With almost no natural resources - water, oil, gas, timber, fertile land - Jordan is rich in heritage. Countless armies have come and gone -- Greeks, Romans, Muslims, Christian Crusaders -- leaving an indelible mark with a scattering of archeological sites all over the country.

It is where Prophet Lut sought refuge from God’s wrath when he pelted Sodom and Gomorrah with brimstone and fire. Aaron and John the Baptist died in Jordan; and Jesus was almost certainly baptised here. Even Prophet Muhammad (PBUH) passed through it on the night of Mairaj. Prophet Ibrahim arrived in the Holy Land, Jacob and Esau made their pact, Jesus received the Holy Spirit and resisted the temptations of Satan; Joshua crossed the Jordan River into Canaan, Elijah crossed the Jordan River and rode a "chariot of fire" into heaven; Elisha cured the leper in the waters of the river.

And it was from Jordan‘s Mount Nebo that Moses, having led the Israelites for 40 years through the wilderness, finally saw the Promised Land that God had forbidden him to enter.

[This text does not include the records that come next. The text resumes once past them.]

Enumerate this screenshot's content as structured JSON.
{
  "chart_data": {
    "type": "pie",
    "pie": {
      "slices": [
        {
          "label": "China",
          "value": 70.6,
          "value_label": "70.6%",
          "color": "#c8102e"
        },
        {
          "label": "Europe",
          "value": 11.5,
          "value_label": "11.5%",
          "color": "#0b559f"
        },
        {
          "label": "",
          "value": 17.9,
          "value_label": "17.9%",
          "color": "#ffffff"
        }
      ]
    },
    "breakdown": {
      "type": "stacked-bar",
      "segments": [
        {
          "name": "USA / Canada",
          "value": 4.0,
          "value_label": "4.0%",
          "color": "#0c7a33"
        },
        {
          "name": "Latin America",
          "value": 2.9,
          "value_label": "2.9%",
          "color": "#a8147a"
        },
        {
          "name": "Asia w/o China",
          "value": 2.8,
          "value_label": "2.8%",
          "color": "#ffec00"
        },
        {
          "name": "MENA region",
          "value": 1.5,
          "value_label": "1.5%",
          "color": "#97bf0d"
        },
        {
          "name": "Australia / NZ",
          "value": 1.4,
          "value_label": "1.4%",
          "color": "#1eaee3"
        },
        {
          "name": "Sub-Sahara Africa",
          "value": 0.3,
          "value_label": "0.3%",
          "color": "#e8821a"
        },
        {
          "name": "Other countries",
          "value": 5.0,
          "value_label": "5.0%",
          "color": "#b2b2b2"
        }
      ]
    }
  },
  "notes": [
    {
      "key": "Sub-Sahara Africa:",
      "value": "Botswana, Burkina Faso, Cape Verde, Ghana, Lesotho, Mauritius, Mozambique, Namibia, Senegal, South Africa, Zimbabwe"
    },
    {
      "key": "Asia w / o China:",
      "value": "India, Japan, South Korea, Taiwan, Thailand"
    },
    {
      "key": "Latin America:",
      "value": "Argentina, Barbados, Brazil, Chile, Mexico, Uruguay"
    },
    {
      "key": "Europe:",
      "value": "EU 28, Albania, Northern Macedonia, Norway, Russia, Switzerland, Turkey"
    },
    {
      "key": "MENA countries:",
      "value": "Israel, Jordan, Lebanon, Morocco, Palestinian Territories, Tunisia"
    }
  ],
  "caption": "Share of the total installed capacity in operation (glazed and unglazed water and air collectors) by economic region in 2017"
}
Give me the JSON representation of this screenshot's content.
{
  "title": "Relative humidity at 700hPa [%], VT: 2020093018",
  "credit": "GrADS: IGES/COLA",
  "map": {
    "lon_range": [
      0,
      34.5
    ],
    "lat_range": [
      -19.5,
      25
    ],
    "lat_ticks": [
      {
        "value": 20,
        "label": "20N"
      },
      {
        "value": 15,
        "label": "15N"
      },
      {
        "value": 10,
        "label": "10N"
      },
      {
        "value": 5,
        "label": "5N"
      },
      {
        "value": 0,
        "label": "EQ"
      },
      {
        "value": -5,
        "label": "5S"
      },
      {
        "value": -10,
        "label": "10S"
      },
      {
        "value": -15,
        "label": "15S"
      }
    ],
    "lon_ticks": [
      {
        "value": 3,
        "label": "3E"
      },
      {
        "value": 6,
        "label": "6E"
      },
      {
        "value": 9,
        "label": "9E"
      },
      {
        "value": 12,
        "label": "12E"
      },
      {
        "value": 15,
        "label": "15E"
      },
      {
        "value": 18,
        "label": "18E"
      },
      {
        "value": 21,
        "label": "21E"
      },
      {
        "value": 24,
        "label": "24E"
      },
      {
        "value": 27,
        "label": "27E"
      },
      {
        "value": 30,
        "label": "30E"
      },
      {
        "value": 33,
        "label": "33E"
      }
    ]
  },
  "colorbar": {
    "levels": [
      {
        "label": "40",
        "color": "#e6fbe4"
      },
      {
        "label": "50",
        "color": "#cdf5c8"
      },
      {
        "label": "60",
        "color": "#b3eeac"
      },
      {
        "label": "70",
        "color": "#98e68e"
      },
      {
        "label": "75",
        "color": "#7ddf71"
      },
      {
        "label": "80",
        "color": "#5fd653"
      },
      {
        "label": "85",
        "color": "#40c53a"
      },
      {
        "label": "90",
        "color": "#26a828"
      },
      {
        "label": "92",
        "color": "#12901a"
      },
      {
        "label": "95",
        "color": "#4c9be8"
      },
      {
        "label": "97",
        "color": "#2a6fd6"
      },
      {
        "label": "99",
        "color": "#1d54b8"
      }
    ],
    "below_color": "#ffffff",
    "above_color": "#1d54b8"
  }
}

Christians and Jews believe, Moses was buried somewhere on or in Mount Nebo, but Muslims believe his body was carried across the river and placed in a tomb now lying off the modern Jericho-Jerusalem highway.

The baptism site of Jesus, where John the Baptist lived and where Jesus is believed to have been baptised, is another point of interest. Called the Bethany Beyond The Jordan, it was excavated as recently as 1996. Before the peace treaty between Jordan and Israel was signed in 1994, it was a minefield. So far, more than 20 churches, caves and baptismal pools dating the Roman and Byzantine periods have been discovered.

Just like you cannot leave the country without experiencing a dip in the Dead Sea, similarly it would be a real pity if you miss the ruins of Petra, the 2000-year-old city carved from sandstone cliffs. Summer can become stifling at the ruins. So sunrise would be a good time and if that is not possible it would be best to arrive at 3pm to miss the worst of the midday glare and stick around until sunset. I would not recommend a night tour, since you cannot really appreciate the natural beauty of the rock formations, but if a visit in the day is not possible, then that is the next best option. You are led through a narrow gorge by thousands of candlelights up to the iconic entrance of the ancient city where you witness a light and sound show.

Looking up to the Treasury, you cannot but wonder its fate if ISIS ever decided to pay these ruins a visit, given their forays in Baghdad, Aleppo, Nimrud or Palmyra.